Model Performance on Varying Sigmas
Model performance on varying sigma values.

Part 2: Training a Diffusion Model

Adding Time-Conditioning

We modified our U-Net to predict the noise of an image instead of performing the denoising itself. This approach allows for iterative denoising, which works better than one-step denoising. By adding conditioning on the timestep of the diffusion process, the model understands which step we are at in the iterative denoising process.

To train the model, we took a batch of random images, added noise to each image with a random timestep value from 0 to 299 using the first equation from Part A (0 being no noise and 299 being pure noise), ran the model on the noisy images to get the predicted noise, and then calculated the loss between the predicted noise and the actual noise added.

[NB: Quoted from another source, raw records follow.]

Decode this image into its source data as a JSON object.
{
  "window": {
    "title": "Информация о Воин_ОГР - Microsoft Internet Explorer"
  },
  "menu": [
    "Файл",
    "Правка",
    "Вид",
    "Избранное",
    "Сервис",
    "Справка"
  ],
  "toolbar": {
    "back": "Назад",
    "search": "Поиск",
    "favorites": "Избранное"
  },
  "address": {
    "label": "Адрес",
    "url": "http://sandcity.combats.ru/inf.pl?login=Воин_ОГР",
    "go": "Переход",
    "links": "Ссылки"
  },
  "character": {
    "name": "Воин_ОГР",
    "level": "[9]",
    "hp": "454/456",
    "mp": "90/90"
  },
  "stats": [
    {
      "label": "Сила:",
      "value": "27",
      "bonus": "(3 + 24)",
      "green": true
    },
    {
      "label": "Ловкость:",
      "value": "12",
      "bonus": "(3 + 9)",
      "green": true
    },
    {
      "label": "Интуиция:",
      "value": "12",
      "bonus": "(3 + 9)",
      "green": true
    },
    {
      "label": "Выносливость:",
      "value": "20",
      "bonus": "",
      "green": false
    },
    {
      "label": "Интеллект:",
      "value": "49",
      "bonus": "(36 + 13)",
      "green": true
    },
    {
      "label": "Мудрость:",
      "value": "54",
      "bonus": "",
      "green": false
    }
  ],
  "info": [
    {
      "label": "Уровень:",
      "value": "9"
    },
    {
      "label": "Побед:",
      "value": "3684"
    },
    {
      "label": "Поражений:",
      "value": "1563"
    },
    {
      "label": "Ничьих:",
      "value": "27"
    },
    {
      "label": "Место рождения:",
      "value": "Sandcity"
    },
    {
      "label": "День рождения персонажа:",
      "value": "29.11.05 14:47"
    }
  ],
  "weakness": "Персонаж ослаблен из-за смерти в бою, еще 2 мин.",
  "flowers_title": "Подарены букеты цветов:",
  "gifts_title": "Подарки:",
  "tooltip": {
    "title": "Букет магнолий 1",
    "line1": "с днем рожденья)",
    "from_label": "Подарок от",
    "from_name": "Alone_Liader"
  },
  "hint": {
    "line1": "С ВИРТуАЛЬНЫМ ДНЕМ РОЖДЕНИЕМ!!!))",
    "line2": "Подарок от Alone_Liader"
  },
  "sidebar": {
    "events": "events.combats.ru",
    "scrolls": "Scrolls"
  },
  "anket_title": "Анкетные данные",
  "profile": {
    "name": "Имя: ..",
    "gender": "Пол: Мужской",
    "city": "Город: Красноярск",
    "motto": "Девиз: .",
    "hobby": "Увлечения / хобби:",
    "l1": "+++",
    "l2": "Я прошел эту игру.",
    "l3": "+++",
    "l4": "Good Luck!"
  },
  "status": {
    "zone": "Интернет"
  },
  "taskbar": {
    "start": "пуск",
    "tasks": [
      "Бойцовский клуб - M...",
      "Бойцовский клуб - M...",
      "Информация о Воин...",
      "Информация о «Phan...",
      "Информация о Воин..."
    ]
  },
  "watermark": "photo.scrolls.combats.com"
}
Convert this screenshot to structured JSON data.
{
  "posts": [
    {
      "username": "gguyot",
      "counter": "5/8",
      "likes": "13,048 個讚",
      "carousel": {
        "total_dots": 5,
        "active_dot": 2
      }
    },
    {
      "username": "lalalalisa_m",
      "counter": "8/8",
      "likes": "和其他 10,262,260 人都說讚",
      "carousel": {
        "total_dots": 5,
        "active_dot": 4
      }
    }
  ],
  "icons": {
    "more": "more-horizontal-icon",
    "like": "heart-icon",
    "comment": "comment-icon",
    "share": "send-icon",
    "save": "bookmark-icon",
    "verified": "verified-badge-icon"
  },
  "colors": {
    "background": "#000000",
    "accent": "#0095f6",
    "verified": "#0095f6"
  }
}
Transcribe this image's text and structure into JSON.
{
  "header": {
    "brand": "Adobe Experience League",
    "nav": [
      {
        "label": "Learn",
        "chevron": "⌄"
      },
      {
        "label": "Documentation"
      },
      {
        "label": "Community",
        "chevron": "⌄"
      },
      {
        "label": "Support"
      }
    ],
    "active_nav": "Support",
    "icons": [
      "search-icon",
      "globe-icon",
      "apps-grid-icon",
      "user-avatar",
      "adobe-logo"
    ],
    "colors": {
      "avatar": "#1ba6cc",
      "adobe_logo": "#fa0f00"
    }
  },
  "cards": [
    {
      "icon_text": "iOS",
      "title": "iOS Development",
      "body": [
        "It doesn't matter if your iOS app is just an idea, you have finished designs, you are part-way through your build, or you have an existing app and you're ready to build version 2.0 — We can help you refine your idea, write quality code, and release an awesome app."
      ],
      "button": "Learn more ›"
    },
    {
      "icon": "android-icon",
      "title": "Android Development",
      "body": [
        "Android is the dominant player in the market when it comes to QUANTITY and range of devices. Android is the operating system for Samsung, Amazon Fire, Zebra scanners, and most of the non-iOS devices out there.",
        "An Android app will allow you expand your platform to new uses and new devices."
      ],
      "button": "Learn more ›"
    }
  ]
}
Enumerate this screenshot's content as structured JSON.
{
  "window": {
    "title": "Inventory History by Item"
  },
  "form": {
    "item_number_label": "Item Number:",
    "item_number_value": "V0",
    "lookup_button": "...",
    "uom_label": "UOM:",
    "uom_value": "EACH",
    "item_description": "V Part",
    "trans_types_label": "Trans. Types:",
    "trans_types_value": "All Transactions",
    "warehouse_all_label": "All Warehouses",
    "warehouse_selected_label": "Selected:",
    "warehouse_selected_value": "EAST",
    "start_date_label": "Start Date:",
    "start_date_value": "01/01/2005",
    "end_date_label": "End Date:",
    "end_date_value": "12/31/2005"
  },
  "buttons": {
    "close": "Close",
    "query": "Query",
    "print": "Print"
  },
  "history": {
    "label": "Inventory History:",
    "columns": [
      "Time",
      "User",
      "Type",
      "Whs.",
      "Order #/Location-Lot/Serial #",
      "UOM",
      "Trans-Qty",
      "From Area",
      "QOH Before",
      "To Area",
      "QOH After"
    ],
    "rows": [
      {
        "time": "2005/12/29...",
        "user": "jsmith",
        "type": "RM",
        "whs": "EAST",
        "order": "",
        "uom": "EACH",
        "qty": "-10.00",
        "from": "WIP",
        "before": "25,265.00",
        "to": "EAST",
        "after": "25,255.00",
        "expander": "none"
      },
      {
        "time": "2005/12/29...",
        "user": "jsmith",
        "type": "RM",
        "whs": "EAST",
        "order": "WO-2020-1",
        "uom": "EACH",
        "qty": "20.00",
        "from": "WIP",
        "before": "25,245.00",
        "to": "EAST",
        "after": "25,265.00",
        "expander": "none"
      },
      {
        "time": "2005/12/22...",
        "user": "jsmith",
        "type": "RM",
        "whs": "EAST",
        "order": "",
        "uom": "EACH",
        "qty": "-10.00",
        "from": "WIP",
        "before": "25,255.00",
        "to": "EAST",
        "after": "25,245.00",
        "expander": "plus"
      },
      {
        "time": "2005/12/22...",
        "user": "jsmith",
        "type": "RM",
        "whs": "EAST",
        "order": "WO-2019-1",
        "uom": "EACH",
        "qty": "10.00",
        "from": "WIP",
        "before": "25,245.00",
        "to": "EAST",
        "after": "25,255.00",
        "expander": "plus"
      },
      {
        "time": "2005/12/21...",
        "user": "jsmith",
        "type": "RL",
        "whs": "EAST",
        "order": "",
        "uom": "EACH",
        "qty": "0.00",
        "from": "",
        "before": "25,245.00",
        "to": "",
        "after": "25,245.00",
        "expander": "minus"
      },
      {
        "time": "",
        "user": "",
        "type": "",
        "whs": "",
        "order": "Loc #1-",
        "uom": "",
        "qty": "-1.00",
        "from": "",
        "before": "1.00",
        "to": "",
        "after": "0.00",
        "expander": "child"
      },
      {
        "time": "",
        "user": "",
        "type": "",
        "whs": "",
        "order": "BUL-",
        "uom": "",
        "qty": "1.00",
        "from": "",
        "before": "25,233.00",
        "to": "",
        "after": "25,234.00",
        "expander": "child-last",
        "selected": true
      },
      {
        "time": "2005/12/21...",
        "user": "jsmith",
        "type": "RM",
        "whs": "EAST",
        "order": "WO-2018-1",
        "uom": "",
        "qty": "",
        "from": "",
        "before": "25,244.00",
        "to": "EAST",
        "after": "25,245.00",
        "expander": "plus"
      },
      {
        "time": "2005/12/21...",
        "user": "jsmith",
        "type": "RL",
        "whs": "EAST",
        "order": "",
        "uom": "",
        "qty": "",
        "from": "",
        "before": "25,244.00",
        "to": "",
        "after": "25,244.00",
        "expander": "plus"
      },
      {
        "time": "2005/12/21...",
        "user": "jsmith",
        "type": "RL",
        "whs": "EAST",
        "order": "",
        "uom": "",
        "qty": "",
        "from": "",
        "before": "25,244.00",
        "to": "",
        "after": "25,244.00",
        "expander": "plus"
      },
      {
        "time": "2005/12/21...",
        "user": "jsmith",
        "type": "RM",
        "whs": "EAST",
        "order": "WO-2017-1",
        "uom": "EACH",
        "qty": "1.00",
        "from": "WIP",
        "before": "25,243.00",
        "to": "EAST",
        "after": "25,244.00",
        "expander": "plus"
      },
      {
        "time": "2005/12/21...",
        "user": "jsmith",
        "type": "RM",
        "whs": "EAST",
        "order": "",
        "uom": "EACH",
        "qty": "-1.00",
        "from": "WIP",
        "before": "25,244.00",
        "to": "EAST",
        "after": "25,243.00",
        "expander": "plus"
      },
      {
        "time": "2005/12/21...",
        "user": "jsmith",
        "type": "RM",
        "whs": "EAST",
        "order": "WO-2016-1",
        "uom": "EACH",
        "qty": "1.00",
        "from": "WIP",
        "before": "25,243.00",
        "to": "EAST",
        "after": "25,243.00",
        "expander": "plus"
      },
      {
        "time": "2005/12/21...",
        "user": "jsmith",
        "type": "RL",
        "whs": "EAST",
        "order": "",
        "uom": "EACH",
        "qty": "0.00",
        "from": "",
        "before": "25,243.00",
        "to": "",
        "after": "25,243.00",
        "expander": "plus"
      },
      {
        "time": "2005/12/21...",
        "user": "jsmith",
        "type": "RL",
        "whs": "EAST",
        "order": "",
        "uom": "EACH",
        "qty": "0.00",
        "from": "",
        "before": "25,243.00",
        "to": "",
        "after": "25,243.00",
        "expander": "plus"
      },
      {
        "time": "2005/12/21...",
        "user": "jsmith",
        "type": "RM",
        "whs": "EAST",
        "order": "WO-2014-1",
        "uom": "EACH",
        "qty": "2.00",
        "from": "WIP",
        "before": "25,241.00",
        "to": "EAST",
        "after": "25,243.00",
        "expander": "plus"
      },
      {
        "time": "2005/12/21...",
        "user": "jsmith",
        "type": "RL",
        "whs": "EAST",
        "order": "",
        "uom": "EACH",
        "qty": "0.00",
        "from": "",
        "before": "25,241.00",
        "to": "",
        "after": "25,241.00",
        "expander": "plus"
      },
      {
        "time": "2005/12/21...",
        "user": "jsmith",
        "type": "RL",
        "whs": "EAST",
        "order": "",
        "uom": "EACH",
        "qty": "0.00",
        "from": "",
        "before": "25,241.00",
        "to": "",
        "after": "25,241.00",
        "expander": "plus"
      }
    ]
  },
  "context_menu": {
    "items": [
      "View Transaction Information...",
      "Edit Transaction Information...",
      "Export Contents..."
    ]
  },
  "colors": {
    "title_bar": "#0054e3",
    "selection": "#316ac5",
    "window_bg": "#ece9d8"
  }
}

To sample from the model, we ran the iterative denoising algorithm from Part A. Starting from an image of pure noise, we iteratively moved towards the clean image. Since the model was trained equally on all noise levels, it should properly denoise the image after sufficient training. Here is our training loss graph:

Time-Conditioned Training Loss Graph
Training loss over epochs for time-conditioned U-Net.

Here are the sample results after the fifth epoch:

Time-Conditioned U-Net Results after Epoch 5
Time-Conditioned U-Net Epoch 5 Results.

And here are the sample results after the twentieth epoch:

Time-Conditioned U-Net Results after Epoch 20
Time-Conditioned U-Net Epoch 20 Results.

Adding Class-Conditioning

In the previous section, the model struggled to generate distinct digits because it lacked the ability to distinguish between different numbers, often producing amalgamations. To address this, we added class-conditioning to our U-Net, providing the specific digit label to guide the generation process.

The training algorithm remained largely the same, but we included the MNIST labels as a "class" vector input to the U-Net. When sampling, we passed in the class vector corresponding to the desired digit. Here are some results from training the class-conditioned U-Net.

Class-Conditioned Training Loss Graph
Training loss over epochs for class-conditioned U-Net.
Class-Conditioned U-Net Results after Epoch 5
Epoch 5 Results
Class-Conditioned U-Net Results after Epoch 20
Epoch 20 Results